Primera parte: El paseo de los tres amigos
En un pequeño pueblo lleno de flores y mariposas vivían tres amigos: Lucía, Mateo y Sofía. Los tres tenían casi tres años. Siempre reían juntos y les gustaba explorar el mundo a su alrededor.
Un día, Lucía propuso: “¿Jugamos a caminar todos juntos, como si fuéramos un solo paso grande?” Mateo aplaudió. Sofía sonrió. Les gustaba mucho hacer cosas juntos. Así empezó la gran aventura de caminar al mismo ritmo.
Los tres amigos se dieron la mano. Uno, dos, uno, dos… Lentos, rápidos, suaves, saltando. A veces Lucía iba más rápido, otras veces Mateo se distraía con una piedra. Sofía miraba los pajaritos y se olvidaba de caminar. Pero siempre volvían a juntarse.
—Vamos, uno, dos, uno, dos —decía Lucía en voz bajita, como si cantara.
Mateo miró a Sofía y dijo: —Si caminamos igual, llegamos más lejos.
Sofía sonrió: —Y estamos juntos.
El sol les daba calorcito en la espalda. Había olor a pan recién hecho. El camino los llevaba por el parque, cerca de los columpios y las flores amarillas.
Segunda parte: El gran charco y la idea brillante
De pronto, apareció un charco muy grande. El agua brillaba como un espejo.

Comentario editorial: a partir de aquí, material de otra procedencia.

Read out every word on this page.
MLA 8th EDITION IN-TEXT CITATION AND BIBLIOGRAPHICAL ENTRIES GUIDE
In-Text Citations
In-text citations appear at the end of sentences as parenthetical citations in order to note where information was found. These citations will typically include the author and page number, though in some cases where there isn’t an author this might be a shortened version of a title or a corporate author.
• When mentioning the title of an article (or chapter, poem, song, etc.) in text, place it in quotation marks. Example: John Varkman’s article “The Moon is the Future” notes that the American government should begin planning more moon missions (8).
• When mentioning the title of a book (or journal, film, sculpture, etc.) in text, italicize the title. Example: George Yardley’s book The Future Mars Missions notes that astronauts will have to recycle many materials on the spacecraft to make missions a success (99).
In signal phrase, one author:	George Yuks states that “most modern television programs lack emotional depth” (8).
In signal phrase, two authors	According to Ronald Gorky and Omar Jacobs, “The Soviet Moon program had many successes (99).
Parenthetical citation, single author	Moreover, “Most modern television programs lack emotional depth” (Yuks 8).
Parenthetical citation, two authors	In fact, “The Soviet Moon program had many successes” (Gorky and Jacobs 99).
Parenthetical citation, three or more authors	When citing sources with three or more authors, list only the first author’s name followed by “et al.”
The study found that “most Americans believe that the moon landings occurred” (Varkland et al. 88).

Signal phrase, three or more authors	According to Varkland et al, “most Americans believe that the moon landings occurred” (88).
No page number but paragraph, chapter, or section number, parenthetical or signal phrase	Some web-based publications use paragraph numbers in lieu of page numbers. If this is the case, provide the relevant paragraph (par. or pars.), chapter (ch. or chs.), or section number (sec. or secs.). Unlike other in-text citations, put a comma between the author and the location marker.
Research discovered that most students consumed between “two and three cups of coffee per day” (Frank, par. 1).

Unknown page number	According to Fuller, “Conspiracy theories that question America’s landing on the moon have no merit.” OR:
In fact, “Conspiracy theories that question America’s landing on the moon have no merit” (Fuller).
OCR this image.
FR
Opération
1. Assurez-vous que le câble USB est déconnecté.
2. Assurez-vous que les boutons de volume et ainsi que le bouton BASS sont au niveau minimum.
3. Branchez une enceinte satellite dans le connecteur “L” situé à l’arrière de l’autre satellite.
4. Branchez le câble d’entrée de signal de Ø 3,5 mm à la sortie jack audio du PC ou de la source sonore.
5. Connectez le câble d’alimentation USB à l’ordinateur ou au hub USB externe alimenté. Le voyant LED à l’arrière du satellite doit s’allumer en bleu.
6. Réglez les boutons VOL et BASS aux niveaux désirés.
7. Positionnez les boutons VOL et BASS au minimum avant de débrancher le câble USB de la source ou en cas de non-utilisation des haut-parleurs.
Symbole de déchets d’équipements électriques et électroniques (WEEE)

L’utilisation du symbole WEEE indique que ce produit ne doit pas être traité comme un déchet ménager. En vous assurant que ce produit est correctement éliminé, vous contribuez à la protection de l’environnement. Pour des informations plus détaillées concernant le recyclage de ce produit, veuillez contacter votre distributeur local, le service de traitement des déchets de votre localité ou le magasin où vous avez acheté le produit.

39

Los tres amigos se detuvieron.
—¡Uy! —dijo Sofía—. ¿Cómo cruzamos?
Mateo pensó un poco. —Si saltamos, nos mojamos.
Lucía miró alrededor. Vio muchas piedritas cerca del charco. Sonrió y dijo: —¡Tengo una idea! Podemos poner las piedras en el agua y cruzar por encima.
Entre los tres buscaron piedras. Lucía traía las más pequeñas. Mateo buscó una grande. Sofía eligió las más lisas. Rápido, pusieron las piedras en el charco. Primero una, luego otra, y otra más.
—¡Listo! —gritó Mateo.
Ahora tenían un caminito de piedras. Lucía fue la primera en cruzar, paso a paso, despacito. Mateo la siguió, riendo. Sofía iba última y miraba sus pies.
—¡Lo logramos! —dijeron todos juntos.
Sofía miró a Lucía y a Mateo. —Gracias por ayudarme —dijo.
Lucía la abrazó. —Nos ayudamos siempre.
Tercera parte: El bosque de los susurros y vuelta a casa
Después del charco, llegaron al Bosque de los Susurros. Era un lugar lleno de árboles bajitos, hojas que hablaban con el viento y ardillitas juguetonas. El bosque les parecía mágico, pero también sabían que no debían alejarse mucho.
Mateo preguntó: —¿Y si nos perdemos?
Lucía le tomó la mano fuerte. —No nos perdemos si vamos juntos.
Sofía miró los árboles y dijo: —Podemos cantar para no tener miedo.
Así, los tres amigos cantaron una canción suave mientras caminaban. “Uno, dos, uno, dos, somos amigos, tú y yo”. Las hojas bailaban con la música. Una ardillita los miró y les hizo una reverencia. Los niños rieron.
En el bosque, vieron una mariposa azul. Lucía quiso correr tras ella, pero Sofía le recordó: —Vamos juntos.
Lucía se detuvo. —Sí, juntos es mejor.
Caminaron despacio, mirando las maravillas del bosque. Mateo encontró una ramita en forma de corazón. Sofía recogió una hoja dorada. Lucía guardó una piedrita suave en su bolsillo.
Pronto, el sol empezó a bajar. El camino los llevó de nuevo al parque, donde los columpios los esperaban.
—¡Ya casi llegamos a casa! —dijo Sofía.
—¡Sí! —respondieron Mateo y Lucía.
Los tres amigos se sentaron en la hierba. Se miraron y sonrieron.
—Hoy fue una aventura muy divertida —dijo Lucía.
Mateo asintió. —Caminamos juntos y ayudamos a cruzar el charco.
Sofía abrazó a sus amigos. —Siempre somos un buen equipo.
El cielo se puso naranja y rosado. Los amigos supieron que era hora de volver a casa. Caminaron juntos, despacito, al mismo ritmo, uno, dos, uno, dos, felices y tranquilos, sabiendo que, cuando están juntos, cualquier día puede ser una gran aventura.